While the world awaits the promise and wider use of blockchain and cryptocurrencies as solutions for faster cross-border payments, SWIFT gpi (for global payments innovation), just announced it’s narrowed the time for end-to-end payments down to minutes. The widely used global cooperative for financial messaging announced Wednesday that more than $100 billion US dollars in SWIFT gpi messages “are being sent every day, enabling payments to be credited to end beneficiaries within minutes – many within seconds.”

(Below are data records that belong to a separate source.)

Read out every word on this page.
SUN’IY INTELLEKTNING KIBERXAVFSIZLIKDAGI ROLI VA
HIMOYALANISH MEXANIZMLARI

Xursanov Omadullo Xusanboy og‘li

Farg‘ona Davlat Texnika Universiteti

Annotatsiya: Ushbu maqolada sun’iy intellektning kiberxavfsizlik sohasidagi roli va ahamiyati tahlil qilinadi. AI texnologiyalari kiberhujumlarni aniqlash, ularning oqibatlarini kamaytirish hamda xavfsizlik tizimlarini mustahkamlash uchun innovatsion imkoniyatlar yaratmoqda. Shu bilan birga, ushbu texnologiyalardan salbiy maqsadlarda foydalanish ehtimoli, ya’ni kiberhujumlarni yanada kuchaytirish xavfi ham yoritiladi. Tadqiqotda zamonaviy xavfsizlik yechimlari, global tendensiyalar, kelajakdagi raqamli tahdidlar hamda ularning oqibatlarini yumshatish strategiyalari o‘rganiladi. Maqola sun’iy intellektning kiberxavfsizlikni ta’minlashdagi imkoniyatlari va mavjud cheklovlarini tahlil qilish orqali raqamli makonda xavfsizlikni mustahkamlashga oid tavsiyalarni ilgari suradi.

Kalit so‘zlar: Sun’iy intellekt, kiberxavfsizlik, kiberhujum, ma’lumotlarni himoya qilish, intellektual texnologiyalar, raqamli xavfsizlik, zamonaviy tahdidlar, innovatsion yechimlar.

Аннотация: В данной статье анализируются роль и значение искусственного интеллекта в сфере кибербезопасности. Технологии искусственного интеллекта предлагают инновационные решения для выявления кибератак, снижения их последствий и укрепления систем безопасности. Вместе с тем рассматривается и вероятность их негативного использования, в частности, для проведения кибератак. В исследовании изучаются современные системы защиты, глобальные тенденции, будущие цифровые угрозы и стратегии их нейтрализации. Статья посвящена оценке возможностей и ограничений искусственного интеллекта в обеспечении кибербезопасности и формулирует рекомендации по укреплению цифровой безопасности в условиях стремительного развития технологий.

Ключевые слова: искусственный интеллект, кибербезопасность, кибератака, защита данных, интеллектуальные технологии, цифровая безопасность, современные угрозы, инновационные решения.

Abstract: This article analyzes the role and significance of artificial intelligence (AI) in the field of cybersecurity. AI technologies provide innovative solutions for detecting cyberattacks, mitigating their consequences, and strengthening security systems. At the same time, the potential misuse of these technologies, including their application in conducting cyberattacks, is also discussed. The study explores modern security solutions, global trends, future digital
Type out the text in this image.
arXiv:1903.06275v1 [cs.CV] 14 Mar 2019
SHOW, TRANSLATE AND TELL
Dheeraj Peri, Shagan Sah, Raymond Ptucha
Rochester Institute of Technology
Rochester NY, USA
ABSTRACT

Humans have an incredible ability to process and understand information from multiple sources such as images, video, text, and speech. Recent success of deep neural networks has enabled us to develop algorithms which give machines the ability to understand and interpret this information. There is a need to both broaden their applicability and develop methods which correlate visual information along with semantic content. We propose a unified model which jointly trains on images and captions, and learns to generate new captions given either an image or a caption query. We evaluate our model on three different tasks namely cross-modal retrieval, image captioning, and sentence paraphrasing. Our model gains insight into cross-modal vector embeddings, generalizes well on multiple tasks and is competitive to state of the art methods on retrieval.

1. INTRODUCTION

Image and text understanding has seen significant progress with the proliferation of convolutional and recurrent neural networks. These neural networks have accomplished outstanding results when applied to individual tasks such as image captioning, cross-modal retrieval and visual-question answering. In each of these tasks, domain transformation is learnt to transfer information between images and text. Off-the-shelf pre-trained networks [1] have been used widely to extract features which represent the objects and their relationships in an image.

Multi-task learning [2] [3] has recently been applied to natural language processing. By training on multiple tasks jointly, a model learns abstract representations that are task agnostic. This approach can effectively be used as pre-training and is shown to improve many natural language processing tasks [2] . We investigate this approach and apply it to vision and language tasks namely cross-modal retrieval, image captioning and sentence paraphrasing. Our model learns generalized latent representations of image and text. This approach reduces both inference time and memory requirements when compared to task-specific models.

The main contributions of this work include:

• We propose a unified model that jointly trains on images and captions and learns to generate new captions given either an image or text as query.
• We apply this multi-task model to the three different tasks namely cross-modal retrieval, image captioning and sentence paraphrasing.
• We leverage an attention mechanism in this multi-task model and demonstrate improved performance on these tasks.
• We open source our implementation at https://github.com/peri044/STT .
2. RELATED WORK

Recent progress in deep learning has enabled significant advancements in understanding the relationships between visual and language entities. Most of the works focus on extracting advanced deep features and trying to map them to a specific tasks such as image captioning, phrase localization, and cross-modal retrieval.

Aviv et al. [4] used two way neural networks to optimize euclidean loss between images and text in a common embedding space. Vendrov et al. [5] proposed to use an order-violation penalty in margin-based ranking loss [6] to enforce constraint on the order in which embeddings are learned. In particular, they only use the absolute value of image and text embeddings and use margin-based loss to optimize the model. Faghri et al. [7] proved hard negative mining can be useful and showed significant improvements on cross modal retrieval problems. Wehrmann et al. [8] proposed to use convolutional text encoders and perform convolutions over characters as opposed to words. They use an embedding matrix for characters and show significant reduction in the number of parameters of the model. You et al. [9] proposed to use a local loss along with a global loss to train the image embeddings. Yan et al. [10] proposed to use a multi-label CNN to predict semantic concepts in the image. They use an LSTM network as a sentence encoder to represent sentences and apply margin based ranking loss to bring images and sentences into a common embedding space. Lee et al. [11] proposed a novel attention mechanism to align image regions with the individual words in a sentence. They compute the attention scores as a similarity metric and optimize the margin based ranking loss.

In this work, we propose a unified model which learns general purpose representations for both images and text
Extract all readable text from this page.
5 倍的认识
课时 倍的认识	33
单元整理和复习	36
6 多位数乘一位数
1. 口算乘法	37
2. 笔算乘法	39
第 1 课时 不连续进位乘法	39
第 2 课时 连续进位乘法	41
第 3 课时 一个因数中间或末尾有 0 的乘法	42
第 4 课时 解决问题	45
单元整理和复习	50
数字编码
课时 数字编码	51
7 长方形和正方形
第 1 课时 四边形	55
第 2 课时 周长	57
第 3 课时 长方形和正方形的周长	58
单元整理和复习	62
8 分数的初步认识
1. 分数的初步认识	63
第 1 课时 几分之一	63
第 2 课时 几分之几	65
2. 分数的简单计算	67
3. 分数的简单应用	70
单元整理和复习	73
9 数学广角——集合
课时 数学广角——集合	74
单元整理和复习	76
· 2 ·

Companies, banks and central banks have been looking to increase the velocity of cross-border payments over the past several years, looking to do away with the lack of speed and efficiency and at the same time reduce the inherent risk exposure and logistical complexities. Currently cross-border payments can take days or even weeks, involve half a dozen or more middlemen and often offers no transparency. Cross-border payments can also be larded with regulatory compliance issues as well. This has become such an issue that the US Federal Reserve even created a Faster Payments Task Force to study the issue.
SWIFT now claims that it has moved the needle in the faster payments direction. “Overall, nearly 50% of SWIFT gpi payments are credited to end beneficiaries within 30 minutes,” SWIFT said in a statement. “And almost 100% of payments within 24 hours.” The slower ones, it said, take longer because they “typically involve more complex foreign exchange conversions, compliance checks or regulatory authorizations.”
SWIFT said its gpi program has been implemented by more than 150 financial institutions globally and that hundreds of thousands of payments or “nearly 10% of SWIFT’s cross-border payments traffic, are being sent daily across 220 international payment corridors.” One corridor, USA-China, “already account for more than 25% of the payment traffic.”
The faster payments arms race will definitely benefit most companies transacting globally. Currently Ripple, using an enterprise blockchain solution, says it’s also narrowed down that payment window to virtually instantaneous.